At a basic level everything has been working for a few weeks now and the plants are all growing well and looking healthy. But two major, and probably related, problems have emerged.
Firstly the battery has run low several times, causing the charge controller to cut power to the Raspberry Pi to prevent over-draining the battery. We've had pretty dull weather and a fair amount of rain for several weeks so maybe the panel just hasn't been able to provide enough energy. But I suspect another issue.
The moisture sensors are corroding really quickly, lasting about two weeks before enough metal has gone to affect the readings. I think the fundamental problem here, and maybe in both cases, is I didn't build any switching into the circuit. All the sensors are powered continuously, even though I only read them very infrequently. There is a constant current flowing through those moisture electrodes powering a continuous chemical reaction with the water in the soil. Similarly the BME280 weather circuit is continually powered even though I only read it every 5 minutes. Reading takes a few milliseconds at most, so even if its energy demand is modest, 99.99% of it is wasted.

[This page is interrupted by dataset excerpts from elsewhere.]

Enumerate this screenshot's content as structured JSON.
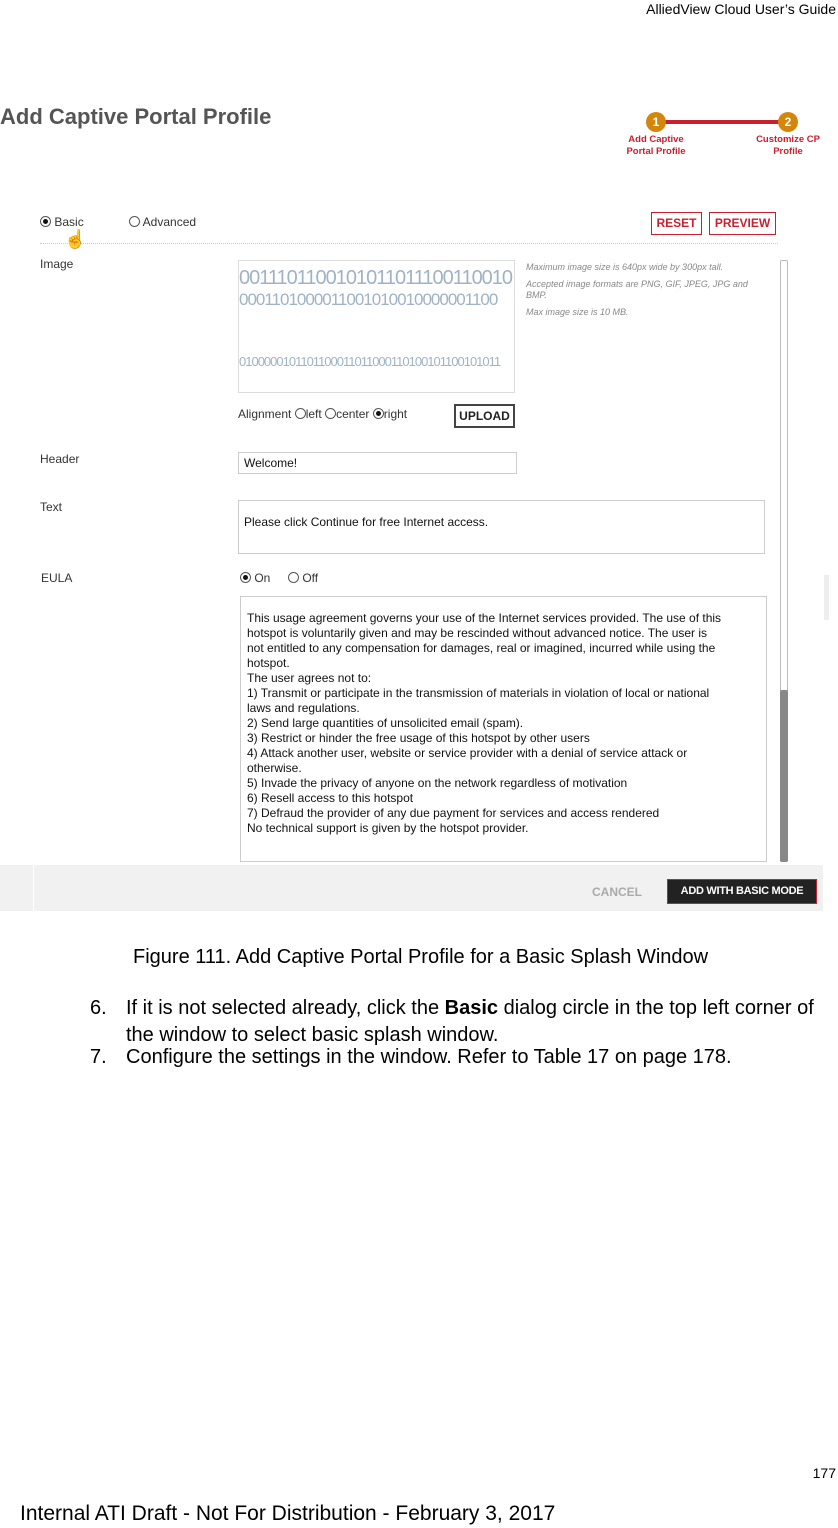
{
  "doc_header": "AlliedView Cloud User’s Guide",
  "screen": {
    "title": "Add Captive Portal Profile",
    "stepper": [
      {
        "num": "1",
        "label": "Add Captive\nPortal Profile"
      },
      {
        "num": "2",
        "label": "Customize CP\nProfile"
      }
    ],
    "mode": {
      "basic": "Basic",
      "advanced": "Advanced",
      "selected": "Basic"
    },
    "reset": "RESET",
    "preview": "PREVIEW",
    "image_label": "Image",
    "image_binary": [
      "0011101100101011011100110010",
      "0001101000011001010010000001100",
      "0100000101101100011011000110100101100101011"
    ],
    "hints": [
      "Maximum image size is 640px wide by 300px tall.",
      "Accepted image formats are PNG, GIF, JPEG, JPG and BMP.",
      "Max image size is 10 MB."
    ],
    "alignment": {
      "label": "Alignment",
      "left": "left",
      "center": "center",
      "right": "right",
      "selected": "right"
    },
    "upload": "UPLOAD",
    "header_label": "Header",
    "header_value": "Welcome!",
    "text_label": "Text",
    "text_value": "Please click Continue for free Internet access.",
    "eula_label": "EULA",
    "eula_on": "On",
    "eula_off": "Off",
    "eula_selected": "On",
    "eula_text": [
      "This usage agreement governs your use of the Internet services provided. The use of this",
      "hotspot is voluntarily given and may be rescinded without advanced notice. The user is",
      "not entitled to any compensation for damages, real or imagined, incurred while using the",
      "hotspot.",
      "The user agrees not to:",
      "1) Transmit or participate in the transmission of materials in violation of local or national",
      "laws and regulations.",
      "2) Send large quantities of unsolicited email (spam).",
      "3) Restrict or hinder the free usage of this hotspot by other users",
      "4) Attack another user, website or service provider with a denial of service attack or",
      "otherwise.",
      "5) Invade the privacy of anyone on the network regardless of motivation",
      "6) Resell access to this hotspot",
      "7) Defraud the provider of any due payment for services and access rendered",
      "No technical support is given by the hotspot provider."
    ],
    "cancel": "CANCEL",
    "add": "ADD WITH BASIC MODE"
  },
  "caption": "Figure 111. Add Captive Portal Profile for a Basic Splash Window",
  "steps": [
    {
      "num": "6.",
      "pre": "If it is not selected already, click the ",
      "bold": "Basic",
      "post": " dialog circle in the top left corner of the window to select basic splash window."
    },
    {
      "num": "7.",
      "text": "Configure the settings in the window. Refer to Table 17 on page 178."
    }
  ],
  "page_number": "177",
  "footer": "Internal ATI Draft - Not For Distribution - February 3, 2017"
}
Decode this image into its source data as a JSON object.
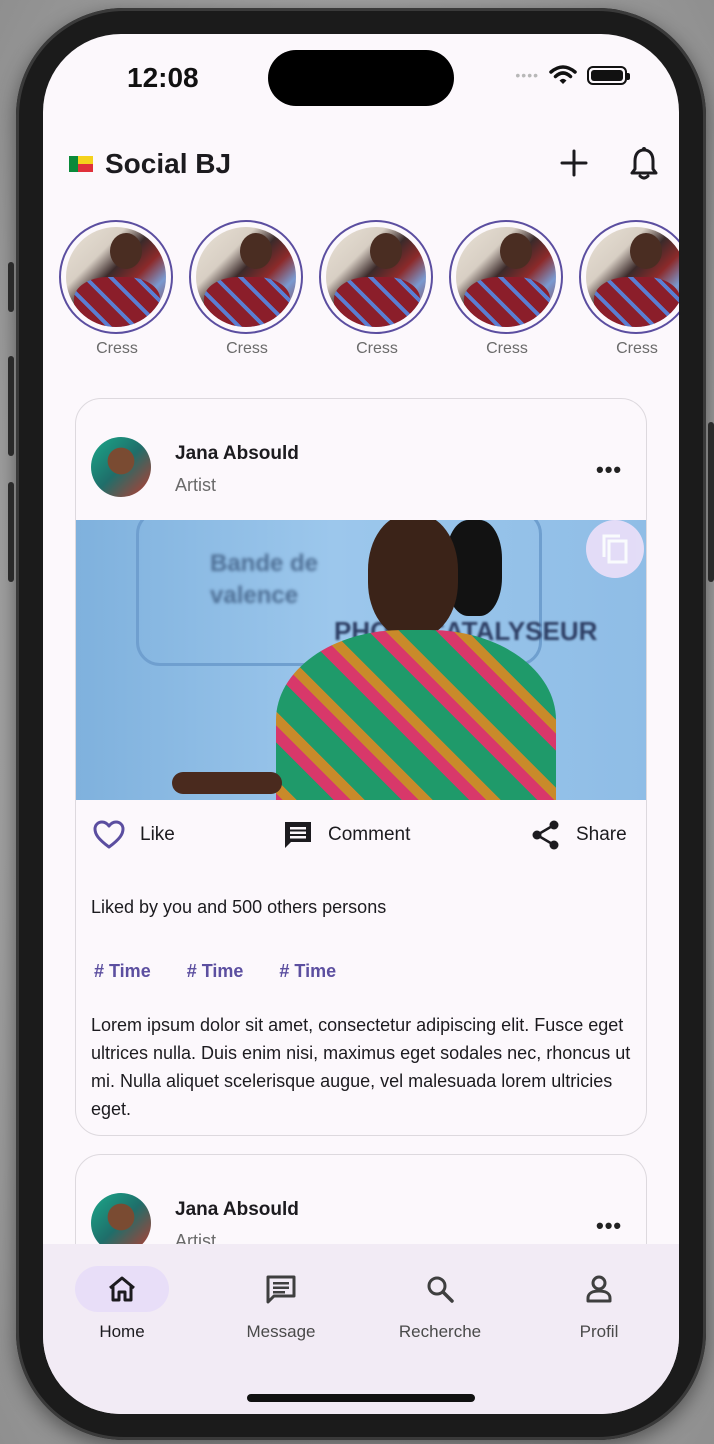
{
  "status_bar": {
    "time": "12:08"
  },
  "app": {
    "title": "Social BJ"
  },
  "stories": [
    {
      "name": "Cress"
    },
    {
      "name": "Cress"
    },
    {
      "name": "Cress"
    },
    {
      "name": "Cress"
    },
    {
      "name": "Cress"
    }
  ],
  "posts": [
    {
      "author": "Jana Absould",
      "role": "Artist",
      "actions": {
        "like": "Like",
        "comment": "Comment",
        "share": "Share"
      },
      "liked_text": "Liked by you and 500 others persons",
      "tags": [
        "# Time",
        "# Time",
        "# Time"
      ],
      "body": "Lorem ipsum dolor sit amet, consectetur adipiscing elit. Fusce eget ultrices nulla. Duis enim nisi, maximus eget sodales nec, rhoncus ut mi. Nulla aliquet scelerisque augue, vel malesuada lorem ultricies eget.",
      "image_text": {
        "line1": "Bande de",
        "line2": "valence",
        "line3": "PHOTOCATALYSEUR"
      }
    },
    {
      "author": "Jana Absould",
      "role": "Artist"
    }
  ],
  "nav": {
    "items": [
      {
        "label": "Home",
        "icon": "home-icon",
        "active": true
      },
      {
        "label": "Message",
        "icon": "message-icon"
      },
      {
        "label": "Recherche",
        "icon": "search-icon"
      },
      {
        "label": "Profil",
        "icon": "person-icon"
      }
    ]
  },
  "colors": {
    "accent": "#5b4ea0",
    "nav_active": "#e8def8",
    "background": "#fcf8fc"
  }
}
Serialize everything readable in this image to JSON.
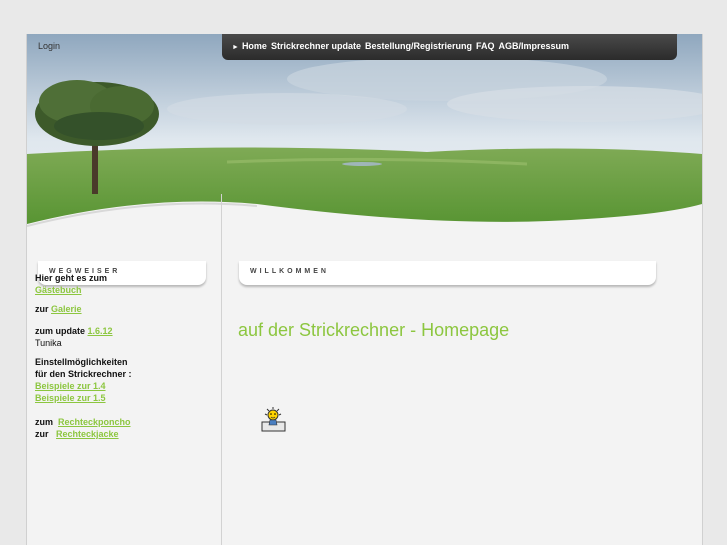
{
  "login": "Login",
  "nav": [
    {
      "label": "Home"
    },
    {
      "label": "Strickrechner update"
    },
    {
      "label": "Bestellung/Registrierung"
    },
    {
      "label": "FAQ"
    },
    {
      "label": "AGB/Impressum"
    }
  ],
  "left_panel": {
    "title": "WEGWEISER",
    "lines": {
      "l1": "Hier geht es zum",
      "l1_link": "Gästebuch",
      "l2_prefix": "zur",
      "l2_link": "Galerie",
      "l3_prefix": "zum update",
      "l3_link": "1.6.12",
      "l3_suffix": "Tunika",
      "l4a": "Einstellmöglichkeiten",
      "l4b": "für den Strickrechner :",
      "l4_link1": "Beispiele zur 1.4",
      "l4_link2": "Beispiele zur 1.5",
      "l5_prefix": "zum",
      "l5_link": "Rechteckponcho",
      "l6_prefix": "zur",
      "l6_link": "Rechteckjacke"
    }
  },
  "main": {
    "title": "WILLKOMMEN",
    "heading": "auf der Strickrechner - Homepage",
    "icon": "cartoon-figure-icon"
  },
  "colors": {
    "accent": "#8cc63f",
    "nav_bg": "#333333"
  }
}
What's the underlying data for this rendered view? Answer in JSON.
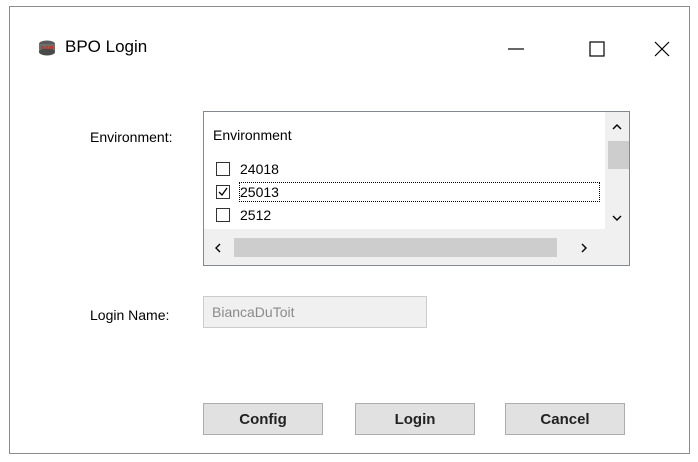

It'll be messy but I'm planning to add some additional circuitry using NPN transistors to switch the power to the sensors and control these from Raspberry PI GPIO pins - I still have a few left. A little code tweak would then switch the power on, wait an appropriate time for everything to settle, read the sensor and power it down again.
I've also attempted a few refactors of the code and run into Rust borrowing issues. I guess this is the normal Rust learning curve, but at times it has started to feel like hard work. One particular problem I keep hitting is iterating over one part of a data structure, accessing another part inside the loop - the iterator borrows the whole thing so I can't get a second borrow in the loop body. I'm sure there's a Rust idiom to deal with this but my searches have so far come up with nothing. Clearly I need to read more of other people's Rust code.
I'll update again on the performance of modified electronics. Time is running out before we head off on holiday for a couple of weeks and I need something I can rely on by then!
Top comments (3)
In one instance I switched from
iter()
tointo_iter()
to change the first reference into a move.May not work for you in this case, but when ref and mut get out of hand don't forget copy/clone/move.
Update: I successfully modified the circuit board to control power to the moisture sensors with an NPN transistor and an additional GPIO pin. Power them up, wait a few milliseconds, read values and power down. The MCP3008 already has a chip select pin and according to the datasheet a 5 nanoAmp standby current, so I left it alone. Similarly the BME280 is 0.1µA so it should be fine too. Just need a sunny day to recharge my battery and I'll be in business again!
I’m using the AM2302 temp/humidity sensor, it’s cheap, accurate and only powers on reads. Maybe an option?